C'est donc fait, malgré sa lutte acharnée contre la maladie, c'est une bataille que Steve Jobs ne pouvait gagner. Et qui semble générer depuis ce matin une onde de choc grotesque. Quand je vois que des gens pleurent ou que d'autres déposent des cierges devant les Apple Stores, j'aurais tendance, personnellement, à dire qu'il faut se calmer deux minutes. Certes, c'est bien triste, et le cancer c'est une saloperie. Mais bon, c'est pas Lady Di non plus, hein...

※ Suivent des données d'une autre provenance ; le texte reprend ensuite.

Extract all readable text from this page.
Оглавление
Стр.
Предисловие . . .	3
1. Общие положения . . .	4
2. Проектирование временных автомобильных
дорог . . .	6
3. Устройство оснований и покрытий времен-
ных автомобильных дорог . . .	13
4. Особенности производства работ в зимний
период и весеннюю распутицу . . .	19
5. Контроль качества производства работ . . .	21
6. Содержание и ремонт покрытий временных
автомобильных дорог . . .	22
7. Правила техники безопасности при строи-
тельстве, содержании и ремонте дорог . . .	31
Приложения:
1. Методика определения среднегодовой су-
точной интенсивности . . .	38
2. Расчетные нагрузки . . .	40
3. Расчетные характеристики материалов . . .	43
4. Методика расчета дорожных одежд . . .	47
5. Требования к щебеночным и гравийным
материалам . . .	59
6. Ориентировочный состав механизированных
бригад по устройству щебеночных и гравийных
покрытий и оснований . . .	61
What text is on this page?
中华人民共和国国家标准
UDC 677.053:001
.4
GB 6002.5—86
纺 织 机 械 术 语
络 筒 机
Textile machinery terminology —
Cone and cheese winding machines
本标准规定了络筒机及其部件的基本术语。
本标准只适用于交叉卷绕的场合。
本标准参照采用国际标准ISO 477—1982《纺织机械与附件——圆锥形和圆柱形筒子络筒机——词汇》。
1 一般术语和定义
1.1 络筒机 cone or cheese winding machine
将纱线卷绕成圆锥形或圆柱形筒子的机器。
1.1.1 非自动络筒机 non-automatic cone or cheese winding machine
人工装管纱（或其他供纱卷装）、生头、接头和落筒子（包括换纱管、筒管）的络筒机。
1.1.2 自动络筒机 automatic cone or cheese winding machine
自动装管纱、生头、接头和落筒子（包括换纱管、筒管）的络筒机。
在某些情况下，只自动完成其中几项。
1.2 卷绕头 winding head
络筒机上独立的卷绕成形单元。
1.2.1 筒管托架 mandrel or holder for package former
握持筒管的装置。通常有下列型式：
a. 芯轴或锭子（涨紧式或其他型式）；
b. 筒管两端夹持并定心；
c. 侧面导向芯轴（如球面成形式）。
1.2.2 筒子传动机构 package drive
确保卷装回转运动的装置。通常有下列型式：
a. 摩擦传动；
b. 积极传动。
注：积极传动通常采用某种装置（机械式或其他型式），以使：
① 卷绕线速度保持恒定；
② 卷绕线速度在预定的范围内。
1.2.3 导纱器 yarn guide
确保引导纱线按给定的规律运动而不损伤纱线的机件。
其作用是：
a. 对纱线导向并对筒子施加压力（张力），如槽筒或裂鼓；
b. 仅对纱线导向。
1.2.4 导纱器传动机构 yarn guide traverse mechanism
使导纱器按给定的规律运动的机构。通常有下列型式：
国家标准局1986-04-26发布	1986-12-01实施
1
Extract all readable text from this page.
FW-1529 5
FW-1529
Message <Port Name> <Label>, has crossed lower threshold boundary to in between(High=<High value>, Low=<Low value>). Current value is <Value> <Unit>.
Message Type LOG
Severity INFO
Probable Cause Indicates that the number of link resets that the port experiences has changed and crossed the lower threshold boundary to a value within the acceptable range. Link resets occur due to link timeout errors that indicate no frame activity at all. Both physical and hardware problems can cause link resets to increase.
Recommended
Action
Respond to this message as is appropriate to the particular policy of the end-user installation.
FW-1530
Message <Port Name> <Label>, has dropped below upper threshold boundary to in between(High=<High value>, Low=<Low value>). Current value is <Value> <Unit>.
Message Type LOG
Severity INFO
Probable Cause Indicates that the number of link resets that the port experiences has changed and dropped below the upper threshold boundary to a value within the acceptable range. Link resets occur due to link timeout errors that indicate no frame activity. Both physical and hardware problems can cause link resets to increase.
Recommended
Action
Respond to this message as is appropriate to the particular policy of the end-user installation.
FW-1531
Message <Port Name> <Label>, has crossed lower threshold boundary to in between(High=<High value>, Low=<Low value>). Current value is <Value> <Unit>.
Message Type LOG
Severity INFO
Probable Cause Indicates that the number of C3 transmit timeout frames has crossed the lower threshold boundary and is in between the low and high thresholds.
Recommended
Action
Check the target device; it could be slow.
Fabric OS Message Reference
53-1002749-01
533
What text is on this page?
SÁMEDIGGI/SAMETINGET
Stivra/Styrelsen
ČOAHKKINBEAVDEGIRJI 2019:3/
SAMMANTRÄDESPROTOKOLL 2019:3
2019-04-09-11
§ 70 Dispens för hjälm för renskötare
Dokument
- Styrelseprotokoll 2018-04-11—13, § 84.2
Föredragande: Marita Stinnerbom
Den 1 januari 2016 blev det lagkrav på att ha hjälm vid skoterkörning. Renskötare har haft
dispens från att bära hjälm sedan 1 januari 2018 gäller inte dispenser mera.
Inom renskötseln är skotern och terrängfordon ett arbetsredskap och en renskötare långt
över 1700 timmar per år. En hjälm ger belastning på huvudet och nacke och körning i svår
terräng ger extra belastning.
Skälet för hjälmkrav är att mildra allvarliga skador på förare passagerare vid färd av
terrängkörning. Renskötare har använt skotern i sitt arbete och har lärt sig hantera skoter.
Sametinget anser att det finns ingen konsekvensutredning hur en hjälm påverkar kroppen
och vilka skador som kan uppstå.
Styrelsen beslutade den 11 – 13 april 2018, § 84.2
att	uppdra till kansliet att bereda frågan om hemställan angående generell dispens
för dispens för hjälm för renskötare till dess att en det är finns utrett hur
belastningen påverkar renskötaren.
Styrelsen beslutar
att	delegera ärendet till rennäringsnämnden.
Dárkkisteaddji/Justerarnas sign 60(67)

Pas pour son apport à la société occidentale moderne ni pour sa vision, non : juste parce que, après tout, ce n'est pas la surprise de l'année. Il n'est pas mort comme ça, par surprise, après avoir oublié de mettre sa ceinture en passant sous le pont de l'Alma, alors que tout allait bien dans sa vie et dans son corps. Un cancer du pancréas, ça ne déconne pas. Plein de gens en meurent en quelques mois. Steve Jobs a vécu plusieurs années avec sa maladie, l'a combattue et a défié le temps, tout en restant, presque jusqu'à la fin, à la tête d'une firme qui brasse des millions. Pas complètement éteint, il ne pouvait tout simplement plus. La nomination de Tim Cook n'était pas un caprice ou une annonce de retraite à 56 ans : ce type, en dépit de sa volonté de continuer à faire tourner sa boîte et à s'impliquer dans les innovations technologiques qu'il a contribué à démocratiser, était mourant. Il n'en avait plus pour longtemps, il le savait, on le savait, et les dispositions avaient été prises pour qu'il finisse ses jours paisiblement, avec possibilité de garder un oeil sur sa firme si jamais il bénéficiait d'un nouveau sursis.
Ce ne fût pas le cas, et c'est évidemment dramatique, mais ce n'est pas la pire manière de partir. Il y a la souffrance, que je ne peux imaginer, d'être rongé par le cancer, bien sûr. Mais il y a aussi (et probablement surtout) la satisfaction d'avoir amené son entreprise, le projet de sa vie, vers les sommets. La joie d'avoir marqué le monde, d'avoir engendré une communauté mondiale, d'avoir impacté les usages de millions d'individus, et surtout d'avoir l'assurance que l'aura Apple continuera à irradier l'univers high-tech pendant un certain temps : dans quelques années, on s'en rendra compte, l'iPhone sera une légende de l'histoire de la téléphonie, comme l'iPod aura frappé un grand coup dans l'industrie musicale dématérialisée, comme l'iPad aura ouvert la voie au renouveau de la bureautique...
Bref, c'est une sale nouvelle, mais ce n'est pas la pire mort de l'année. Si on réfléchit comme une célébrité, je préfère mourir à 56 ans d'un cancer du pancréas après avoir eu quelques années de sursis et réussi à accomplir l'œuvre de ma vie (au point qu'elle me survivra et m'assurera une certaine idée de l'immortalité), plutôt que mourir, connement, à 27 ans d'un problème de drogue après avoir enregistré deux vagues tubes ou filmé trois bons films. A postérité égale, celle de Steve Jobs me fait plus envie.